Derrière cette ferme, un peu au N.-E., un de ces monticules, appelé Poggio del Sacchetto, est composé de couches de sables rougeâtres, ferrugineux, reposant sur des argiles bleues micacées. Les ossemens sont déposés sur plusieurs plans à la partie moyenne et inférieure de ces sables, ainsi qu’à la partie supérieure des argiles bleues ; mais ils y sont moins abondans que dans les sables.

À un tiers de lieue à l’E.-N.-E. du poggio del Sacchetto, se trouve le poggio Rosso, semblable à celui del Sacchetto, à l’exception que les sables jaunes renferment à leur partie inférieure quelques lits d’argile bleue, sableuse ; Les os y sont également abondans. Il y a encore plus haut vers le N.-E., lespoggi del Borrone, de Montalpero et dei Vallinelli, riches en fossiles, et composés des mêmes sables et argiles bleues, décrits dans les poggi del Sacchetto et Rosso. Relativement au gisement et à la manière d’être de ces fossiles dans ces divers monticules (poggi), je ne puis partager complètement les idées de M. le professeur Nesti de Florence (voyez les divers mémoires de ce savant, cités ci-dessus) sur la réunion fréquente des os d’un même animal ; c’est au contraire pour moi un cas exceptionnel, car M. Nesti ne cite que trois squelettes plus ou moins entiers, tandis que le musée de Florence possède une immense quantité d’os de différens mammifères trouvés isolés. Ainsi je crois donc nécessaire d’entrer dans quelques détails sur ce que j’ai pu observer par moi-même et appris du guide Pieralli, qui depuis bien des années recherche et déterre les ossemens pour le musée de Florence.

Les os fossiles dans ces divers monticules sont généralement, comme je l’ai dit ci-dessus, disposés sur plusieurs plans ou étages horizontaux. On trouve rarement des os isolés entre ces étages. Les os d’un étage sont dispersés et jetés à côté les uns des autres, le plus souvent écrasés, pénétrés d’oxide de fer, qui en tapisse les cavités sous forme de petits globules. Ils sont aussi fracturés ; dans ce cas les morceaux détachés sont rarement ensemble. Quelques uns de ces os sont roulés et entourés d’un sable ferrugineux grossier. Les animaux entiers y sont très rares ; mais si l’on rencontre une jambe, une tête ou une colonne vertébrale, les os composant ces différentes parties sont détachés et séparés les uns des autres.

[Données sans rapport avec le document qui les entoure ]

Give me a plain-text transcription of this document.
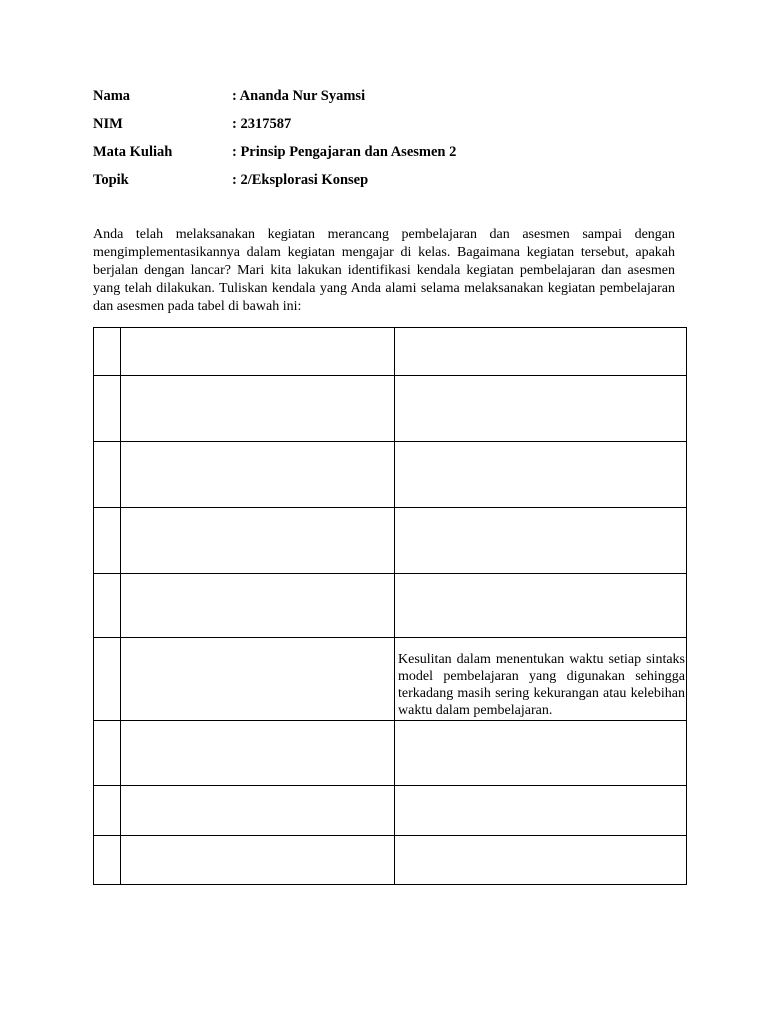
Nama	: Ananda Nur Syamsi
NIM	: 2317587
Mata Kuliah	: Prinsip Pengajaran dan Asesmen 2
Topik	: 2/Eksplorasi Konsep

Anda telah melaksanakan kegiatan merancang pembelajaran dan asesmen sampai dengan mengimplementasikannya dalam kegiatan mengajar di kelas. Bagaimana kegiatan tersebut, apakah berjalan dengan lancar? Mari kita lakukan identifikasi kendala kegiatan pembelajaran dan asesmen yang telah dilakukan. Tuliskan kendala yang Anda alami selama melaksanakan kegiatan pembelajaran dan asesmen pada tabel di bawah ini:

		Kesulitan dalam menentukan waktu setiap sintaks model pembelajaran yang digunakan sehingga terkadang masih sering kekurangan atau kelebihan waktu dalam pembelajaran.
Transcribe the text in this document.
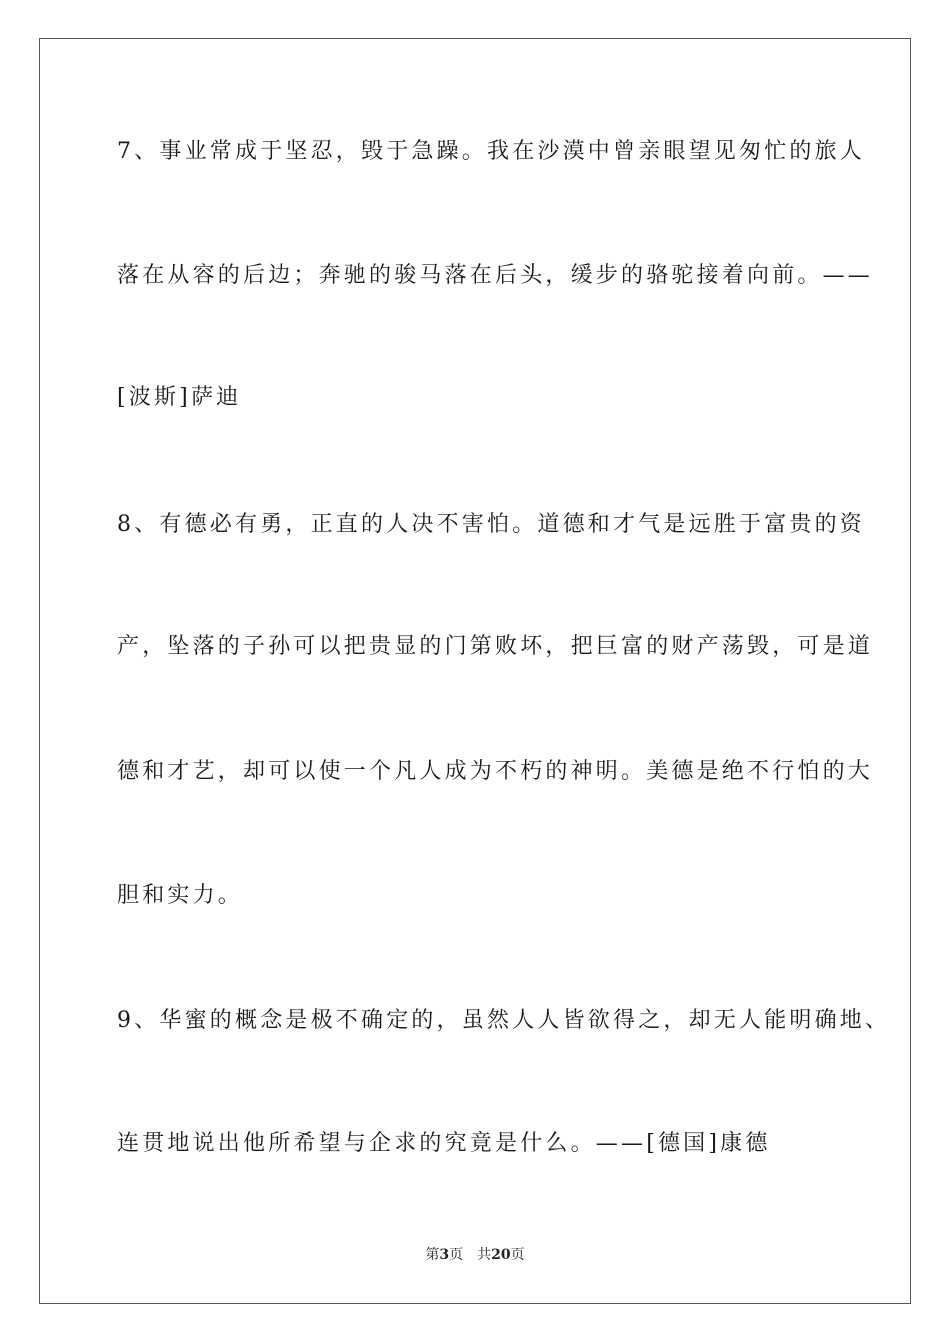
7、事业常成于坚忍，毁于急躁。我在沙漠中曾亲眼望见匆忙的旅人
落在从容的后边；奔驰的骏马落在后头，缓步的骆驼接着向前。——
[波斯]萨迪
8、有德必有勇，正直的人决不害怕。道德和才气是远胜于富贵的资
产，坠落的子孙可以把贵显的门第败坏，把巨富的财产荡毁，可是道
德和才艺，却可以使一个凡人成为不朽的神明。美德是绝不行怕的大
胆和实力。
9、华蜜的概念是极不确定的，虽然人人皆欲得之，却无人能明确地、
连贯地说出他所希望与企求的究竟是什么。——[德国]康德
第3页 共20页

Ainsi il est très difficile de trouver une portion d’animal dont les os ne soient pas hors de la position respective qu’ils avaient dans le squelette.

Les os d’éléphant, de mastodontes, de rhinocéros, d’hippopotames, d’ours, d’hyènes, de bœufs, de chevaux, de cerfs, se trouvent mêlés ensemble sur le même plan, et quelquefois accolés les uns aux autres, comme l’a observé M. Nesti, et les os d’une même espèce animale gissent à toutes les hauteurs, bien entendu dans les niveaux géognostiques que j’indiquerai dans mes coupes.

Ces fossiles se trouvent surtout dans un triangle compris entre l’Incisa, Castelfranco et Monte-Varchi.

Nous avons vu précédemment que sur le bord nord du bassin, les cailloux roulés dominent ; le contraire a lieu sur le bord sud opposé (rive gauche de l’Arno) ; ce sont les sables jaunes qui reposent sur le pied de la chaîne de Monte Grosi. Les localités où ces sables offrent les plus belles coupes, sont : 1° À un mille au S.-E. de la petite ville de San-Giovanni, le monticule très élevé, appelé Monte-Carlo ; lequel est entièrement formé de sable jaune micacé, alternant à sa partie inférieure avec des couches d’argile bleue sur laquelle il repose. Le guide Pieralli m’a assuré avoir trouvé beaucoup d’ossement d’hippopotame sur le flanc sud de ce mont, dans une couche de vingt pieds de sable jaune micacé, avec petits cailloux roulés.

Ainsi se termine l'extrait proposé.